On the plus side, the work that we shared with the client was highly tailored to their local market and met with a great reception. And, for those who suggest that we could have done this virtually, I can only say that this beverage client does make extensive use of telepresence, but had determined that these meetings, due to their interactive nature, wouldn’t have been effective using telepresence.
As another benefit, it was great to get a much better sense of their business issues and work directly with the people developing the marketing tactics and strategies. This allows us to do better work and make better marketing strategy recommendations with the context.
On the cost side, I found it virtually impossible to engage in real dialogue with US domestic clients, and that necessarily the European in-country work crowded out other personal and business obligations. For example, I had to miss an important final presentation of a project I worked on for three months because it needed to occur during the two weeks while I was in Europe.
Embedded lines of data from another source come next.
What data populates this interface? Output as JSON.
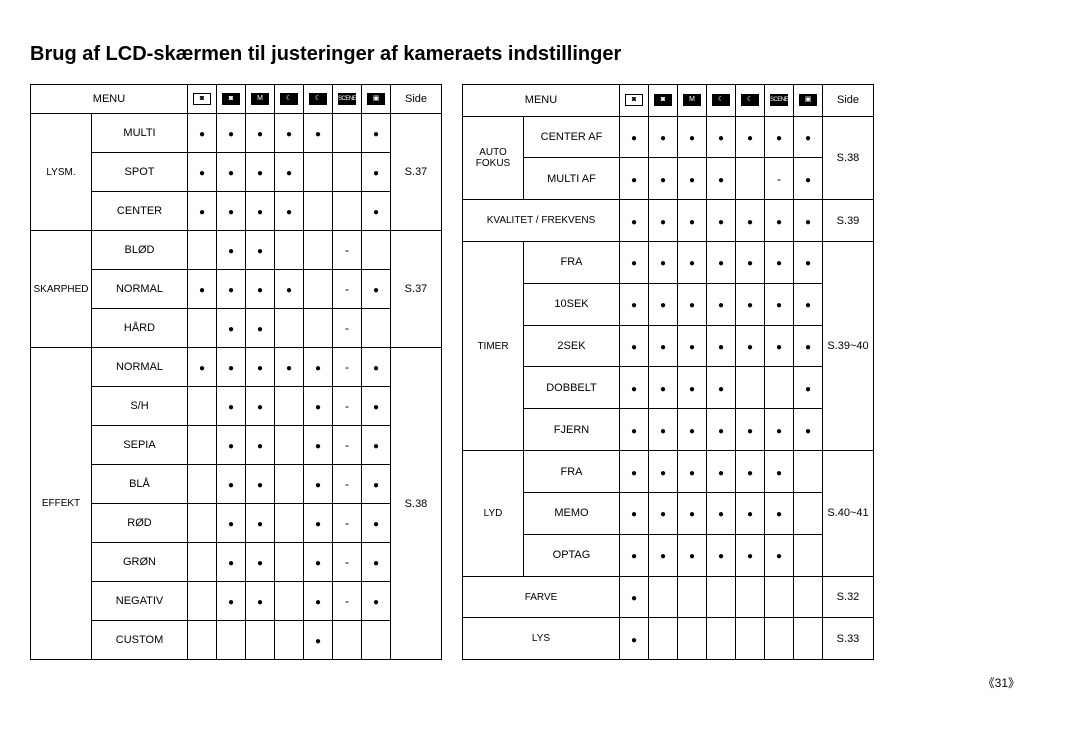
{
  "page_title": "Brug af LCD-skærmen til justeringer af kameraets indstillinger",
  "page_number": "《31》",
  "headers": {
    "menu": "MENU",
    "side": "Side",
    "mode_icons": [
      "cam",
      "cam2",
      "M",
      "night",
      "night2",
      "SCENE",
      "movie"
    ]
  },
  "table_left": {
    "groups": [
      {
        "name": "LYSM.",
        "side": "S.37",
        "rows": [
          {
            "label": "MULTI",
            "cells": [
              "d",
              "d",
              "d",
              "d",
              "d",
              "",
              "d"
            ]
          },
          {
            "label": "SPOT",
            "cells": [
              "d",
              "d",
              "d",
              "d",
              "",
              "",
              "d"
            ]
          },
          {
            "label": "CENTER",
            "cells": [
              "d",
              "d",
              "d",
              "d",
              "",
              "",
              "d"
            ]
          }
        ]
      },
      {
        "name": "SKARPHED",
        "side": "S.37",
        "rows": [
          {
            "label": "BLØD",
            "cells": [
              "",
              "d",
              "d",
              "",
              "",
              "-",
              ""
            ]
          },
          {
            "label": "NORMAL",
            "cells": [
              "d",
              "d",
              "d",
              "d",
              "",
              "-",
              "d"
            ]
          },
          {
            "label": "HÅRD",
            "cells": [
              "",
              "d",
              "d",
              "",
              "",
              "-",
              ""
            ]
          }
        ]
      },
      {
        "name": "EFFEKT",
        "side": "S.38",
        "rows": [
          {
            "label": "NORMAL",
            "cells": [
              "d",
              "d",
              "d",
              "d",
              "d",
              "-",
              "d"
            ]
          },
          {
            "label": "S/H",
            "cells": [
              "",
              "d",
              "d",
              "",
              "d",
              "-",
              "d"
            ]
          },
          {
            "label": "SEPIA",
            "cells": [
              "",
              "d",
              "d",
              "",
              "d",
              "-",
              "d"
            ]
          },
          {
            "label": "BLÅ",
            "cells": [
              "",
              "d",
              "d",
              "",
              "d",
              "-",
              "d"
            ]
          },
          {
            "label": "RØD",
            "cells": [
              "",
              "d",
              "d",
              "",
              "d",
              "-",
              "d"
            ]
          },
          {
            "label": "GRØN",
            "cells": [
              "",
              "d",
              "d",
              "",
              "d",
              "-",
              "d"
            ]
          },
          {
            "label": "NEGATIV",
            "cells": [
              "",
              "d",
              "d",
              "",
              "d",
              "-",
              "d"
            ]
          },
          {
            "label": "CUSTOM",
            "cells": [
              "",
              "",
              "",
              "",
              "d",
              "",
              ""
            ]
          }
        ]
      }
    ]
  },
  "table_right": {
    "groups": [
      {
        "name": "AUTO FOKUS",
        "side": "S.38",
        "rows": [
          {
            "label": "CENTER AF",
            "cells": [
              "d",
              "d",
              "d",
              "d",
              "d",
              "d",
              "d"
            ]
          },
          {
            "label": "MULTI AF",
            "cells": [
              "d",
              "d",
              "d",
              "d",
              "",
              "-",
              "d"
            ]
          }
        ]
      },
      {
        "name_span": "KVALITET / FREKVENS",
        "side": "S.39",
        "rows": [
          {
            "label_full": true,
            "cells": [
              "d",
              "d",
              "d",
              "d",
              "d",
              "d",
              "d"
            ]
          }
        ]
      },
      {
        "name": "TIMER",
        "side": "S.39~40",
        "rows": [
          {
            "label": "FRA",
            "cells": [
              "d",
              "d",
              "d",
              "d",
              "d",
              "d",
              "d"
            ]
          },
          {
            "label": "10SEK",
            "cells": [
              "d",
              "d",
              "d",
              "d",
              "d",
              "d",
              "d"
            ]
          },
          {
            "label": "2SEK",
            "cells": [
              "d",
              "d",
              "d",
              "d",
              "d",
              "d",
              "d"
            ]
          },
          {
            "label": "DOBBELT",
            "cells": [
              "d",
              "d",
              "d",
              "d",
              "",
              "",
              "d"
            ]
          },
          {
            "label": "FJERN",
            "cells": [
              "d",
              "d",
              "d",
              "d",
              "d",
              "d",
              "d"
            ]
          }
        ]
      },
      {
        "name": "LYD",
        "side": "S.40~41",
        "rows": [
          {
            "label": "FRA",
            "cells": [
              "d",
              "d",
              "d",
              "d",
              "d",
              "d",
              ""
            ]
          },
          {
            "label": "MEMO",
            "cells": [
              "d",
              "d",
              "d",
              "d",
              "d",
              "d",
              ""
            ]
          },
          {
            "label": "OPTAG",
            "cells": [
              "d",
              "d",
              "d",
              "d",
              "d",
              "d",
              ""
            ]
          }
        ]
      },
      {
        "name_span": "FARVE",
        "side": "S.32",
        "rows": [
          {
            "label_full": true,
            "cells": [
              "d",
              "",
              "",
              "",
              "",
              "",
              ""
            ]
          }
        ]
      },
      {
        "name_span": "LYS",
        "side": "S.33",
        "rows": [
          {
            "label_full": true,
            "cells": [
              "d",
              "",
              "",
              "",
              "",
              "",
              ""
            ]
          }
        ]
      }
    ]
  }
}
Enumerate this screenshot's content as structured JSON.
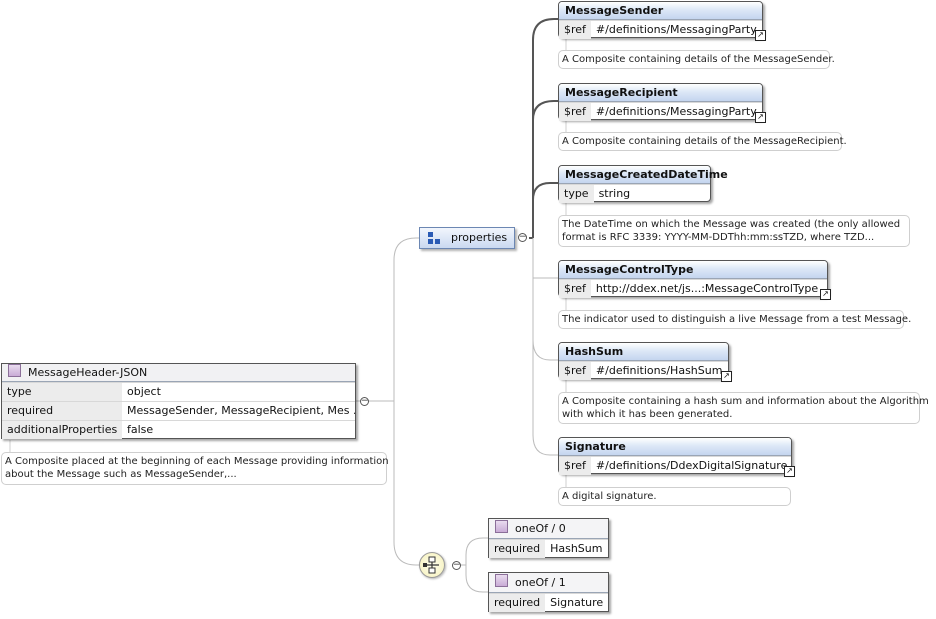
{
  "root": {
    "title": "MessageHeader-JSON",
    "rows": [
      {
        "key": "type",
        "value": "object"
      },
      {
        "key": "required",
        "value": "MessageSender, MessageRecipient, Mes ..."
      },
      {
        "key": "additionalProperties",
        "value": "false"
      }
    ],
    "note_line1": "A Composite placed at the beginning of each Message providing information",
    "note_line2": "about the Message such as MessageSender,..."
  },
  "properties": {
    "label": "properties",
    "icon": "properties-icon"
  },
  "items": [
    {
      "name": "MessageSender",
      "key": "$ref",
      "value": "#/definitions/MessagingParty",
      "note1": "A Composite containing details of the MessageSender.",
      "note2": ""
    },
    {
      "name": "MessageRecipient",
      "key": "$ref",
      "value": "#/definitions/MessagingParty",
      "note1": "A Composite containing details of the MessageRecipient.",
      "note2": ""
    },
    {
      "name": "MessageCreatedDateTime",
      "key": "type",
      "value": "string",
      "note1": "The DateTime on which the Message was created (the only allowed",
      "note2": "format is RFC 3339: YYYY-MM-DDThh:mm:ssTZD, where TZD..."
    },
    {
      "name": "MessageControlType",
      "key": "$ref",
      "value": "http://ddex.net/js...:MessageControlType",
      "note1": "The indicator used to distinguish a live Message from a test Message.",
      "note2": ""
    },
    {
      "name": "HashSum",
      "key": "$ref",
      "value": "#/definitions/HashSum",
      "note1": "A Composite containing a hash sum and information about the Algorithm",
      "note2": "with which it has been generated."
    },
    {
      "name": "Signature",
      "key": "$ref",
      "value": "#/definitions/DdexDigitalSignature",
      "note1": "A digital signature.",
      "note2": ""
    }
  ],
  "oneof": [
    {
      "title": "oneOf / 0",
      "key": "required",
      "value": "HashSum"
    },
    {
      "title": "oneOf / 1",
      "key": "required",
      "value": "Signature"
    }
  ],
  "collapse_symbol": "−",
  "ext_symbol": "↗"
}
Also, at a personal level, I wasn’t able to communicate live with my teenage children the entire trip. Due to time zone differences and busy schedules, their schedule couldn’t possibly match up with mine; they were only available at 2am European time, and, with a demanding presentation schedule, I couldn’t afford to break up my sleep.
Here are my initial conclusions. Of course you can be more effective working with clients when you can meet with them in person. And international business travel is certainly interesting. So, if your focus is on international clients, then it definitely works to frequently travel to see these clients. But if you have a mix with much less international than domestic work, then international business travel can strain relations and effectiveness with the domestic clients. The international business travel “doesn’t play well with others” and reduces effectiveness with domestic clients who hired you with the expectation of having easy access. To me, it seems like the best thing is to have either a global job with a primary focus on international or to accept very few or no international assignments if the focus of your work is primarily domestic.
I’m interested to hear what others have to say on this topic. Is international business travel worth it?